Methods: A Markov Model was developed to estimate the incremental cost-effectiveness ratio (ICER) in 2022 US dollars per quality-adjusted life-year (QALY). Published literature was reviewed to identify parameter estimates. The target population was US adults aged 18-64 with a previous suicide attempt. A time horizon of one year was used, and costs were calculated from the health care system perspective.

Results: Compared to CBT, DBT is associated with an estimated incremental cost of $26,362 per QALY gained. One-way sensitivity analysis (OWSA) revealed consistent results, with DBT being cost-effective in most cases at a maximum threshold of $50,000 per QALY.

Discussion: Results suggest that, compared to CBT, DBT is associated with comparable costs and mortality but higher quality of life. Due to the limited evidence base, caution is recommended when interpreting and generalizing results.
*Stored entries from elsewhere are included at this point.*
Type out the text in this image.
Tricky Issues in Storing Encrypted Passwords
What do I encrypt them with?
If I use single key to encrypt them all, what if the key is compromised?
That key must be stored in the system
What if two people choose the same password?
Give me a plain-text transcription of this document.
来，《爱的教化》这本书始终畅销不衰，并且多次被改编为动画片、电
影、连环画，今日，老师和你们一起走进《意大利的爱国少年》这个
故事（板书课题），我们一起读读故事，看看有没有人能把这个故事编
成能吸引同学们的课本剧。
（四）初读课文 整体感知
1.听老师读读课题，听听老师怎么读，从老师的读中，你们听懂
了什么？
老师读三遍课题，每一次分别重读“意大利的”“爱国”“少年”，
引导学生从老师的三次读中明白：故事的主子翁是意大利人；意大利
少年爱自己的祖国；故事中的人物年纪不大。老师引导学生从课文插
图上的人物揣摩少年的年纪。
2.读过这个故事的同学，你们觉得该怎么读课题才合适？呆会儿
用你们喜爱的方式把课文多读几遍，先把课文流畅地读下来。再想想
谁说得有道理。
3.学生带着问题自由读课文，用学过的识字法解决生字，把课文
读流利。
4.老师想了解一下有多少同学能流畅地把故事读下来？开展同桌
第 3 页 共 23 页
Implications for Health Care Provision and Use: Given comparable cost and efficacy, patient preference for CBT or DBT must be incorporated in treatment selection. Ensuring patients play an active role in treatment selection has the potential to lead to improved clinical and health system outcomes.

Implications for Health Policies: As manualized treatments, both DBT and CBT are appropriate for trained master's level clinicians to deliver. Allowing master's level clinicians to provide evidence-based care for suicide prevention may be a cost-effective strategy for quality service provision.

Implications for Future Research: Future research grounded in conceptual theories of suicide that distinguish suicide risk from more general psychiatric risks are needed.